Your Vote: Democracy’s Greatest Weapon
By John David Powell (10/19/03)
(From remarks delivered at the beginning of Houston's mayoral debate held at the University of Houston, Oct. 15, 2003.)
When I was asked to bring a welcome and say a few words about the importance of voting, I made a promise to myself to avoid using the words “civic duty” and “voting” in the same sentence.
I just broke that promise.
Let me make it up by sharing some thoughts about this right to vote that go beyond civic duty and add to your knowledge of history. This is a university, after all.

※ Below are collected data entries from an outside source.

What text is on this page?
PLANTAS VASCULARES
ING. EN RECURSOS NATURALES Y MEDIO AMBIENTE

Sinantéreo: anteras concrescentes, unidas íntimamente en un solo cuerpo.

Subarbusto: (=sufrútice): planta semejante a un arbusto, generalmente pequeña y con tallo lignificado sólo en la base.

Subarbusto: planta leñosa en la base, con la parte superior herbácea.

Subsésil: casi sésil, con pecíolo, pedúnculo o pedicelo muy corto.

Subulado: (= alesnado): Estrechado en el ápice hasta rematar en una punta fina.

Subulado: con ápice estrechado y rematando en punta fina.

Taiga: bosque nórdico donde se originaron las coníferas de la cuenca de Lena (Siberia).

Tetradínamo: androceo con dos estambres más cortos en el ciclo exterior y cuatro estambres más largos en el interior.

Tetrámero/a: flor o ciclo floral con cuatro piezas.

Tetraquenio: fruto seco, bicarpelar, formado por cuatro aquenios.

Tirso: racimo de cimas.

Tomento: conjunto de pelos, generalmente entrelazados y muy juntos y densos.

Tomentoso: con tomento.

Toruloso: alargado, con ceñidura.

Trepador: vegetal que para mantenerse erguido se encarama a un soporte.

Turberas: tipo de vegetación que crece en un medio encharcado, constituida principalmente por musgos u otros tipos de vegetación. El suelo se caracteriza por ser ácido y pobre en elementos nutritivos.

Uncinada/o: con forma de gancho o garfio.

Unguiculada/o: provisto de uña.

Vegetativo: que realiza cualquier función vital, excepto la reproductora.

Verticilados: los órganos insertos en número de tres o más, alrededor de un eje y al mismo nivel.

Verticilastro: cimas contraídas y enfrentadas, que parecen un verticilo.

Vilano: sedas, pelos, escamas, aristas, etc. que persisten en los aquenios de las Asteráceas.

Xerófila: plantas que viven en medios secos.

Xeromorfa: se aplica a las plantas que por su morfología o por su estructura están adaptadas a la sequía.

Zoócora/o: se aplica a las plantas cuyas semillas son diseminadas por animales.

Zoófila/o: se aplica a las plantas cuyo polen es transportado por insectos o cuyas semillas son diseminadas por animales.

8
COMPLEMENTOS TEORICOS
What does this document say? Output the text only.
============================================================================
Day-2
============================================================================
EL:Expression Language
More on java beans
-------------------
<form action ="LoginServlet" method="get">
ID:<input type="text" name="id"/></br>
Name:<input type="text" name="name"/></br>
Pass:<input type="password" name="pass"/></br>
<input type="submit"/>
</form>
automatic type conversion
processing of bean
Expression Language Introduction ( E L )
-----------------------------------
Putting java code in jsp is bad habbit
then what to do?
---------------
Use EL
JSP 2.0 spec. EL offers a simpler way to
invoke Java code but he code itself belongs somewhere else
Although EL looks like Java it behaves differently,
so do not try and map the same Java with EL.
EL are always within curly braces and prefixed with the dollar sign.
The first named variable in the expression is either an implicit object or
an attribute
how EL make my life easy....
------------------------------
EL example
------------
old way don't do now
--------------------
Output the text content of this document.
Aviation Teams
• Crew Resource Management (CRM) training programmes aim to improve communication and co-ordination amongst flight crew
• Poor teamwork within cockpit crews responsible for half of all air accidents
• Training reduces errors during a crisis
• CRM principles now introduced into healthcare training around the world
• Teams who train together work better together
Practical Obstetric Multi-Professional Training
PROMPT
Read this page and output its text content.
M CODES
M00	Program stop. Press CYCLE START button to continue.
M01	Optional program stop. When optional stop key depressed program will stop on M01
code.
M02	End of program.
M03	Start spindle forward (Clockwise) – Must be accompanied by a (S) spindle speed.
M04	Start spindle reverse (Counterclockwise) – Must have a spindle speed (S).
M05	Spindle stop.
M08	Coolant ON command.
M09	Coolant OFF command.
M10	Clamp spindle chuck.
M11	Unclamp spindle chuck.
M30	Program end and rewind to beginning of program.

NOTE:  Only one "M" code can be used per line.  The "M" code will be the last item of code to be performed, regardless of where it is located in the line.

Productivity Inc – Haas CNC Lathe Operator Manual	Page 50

Political campaigns, on the surface, appear divisive by pitting one group, or political party, or ideology against everyone else. Political debates and rhetoric can be loud and cantankerous and sometimes cause long-term damage.
But the reality is that the election process – the debates, the parades down Main Street, the grand speeches in great halls or on street corners – is proof that more things unify us than divide us.
Just be being here today you are united with the signers of the Declaration of Independence who voted with their signatures and their sacred honors to establish these United States of America.
You are united with everyone denied the right to vote because they did not own land, or because they were women, or servants, or non-white.
You are united with the women – and men – who formed the suffrage movement in 1848.
You are united with the first black men given the right to vote under the 15th Amendment in 1870.
You are united with those who speak Spanish, Chinese, Navajo, and Eskimo who receive bilingual ballots or oral assistance at the polls.
You are united with those who walked for miles with their family and neighbors to stand in good weather and bad and listen to the debates of Abraham Lincoln and Stephan A. Douglas.
You are united with the people of New Hampshire who open their homes every four years to their neighbors and to future presidents.
You are united with every person who has risked his safety or her life to flee tyranny and oppression for a chance to live with freedom and dignity.
You are united – indeed every one of us here this afternoon is united – in the rich and wonderful history of the democratic process of this nation.
Of all the rights you and I share as citizens of this country, the right to vote is arguably the greatest and most important. It is the tie that binds us to our past. It is too precious and has been acquired at too great a cost to give away.
Thank you for coming today. Continue participating in our political process. Hold these candidates and your elected officials to high levels of accountability. And never hesitate to use the greatest weapon in the defense of democracy – your vote.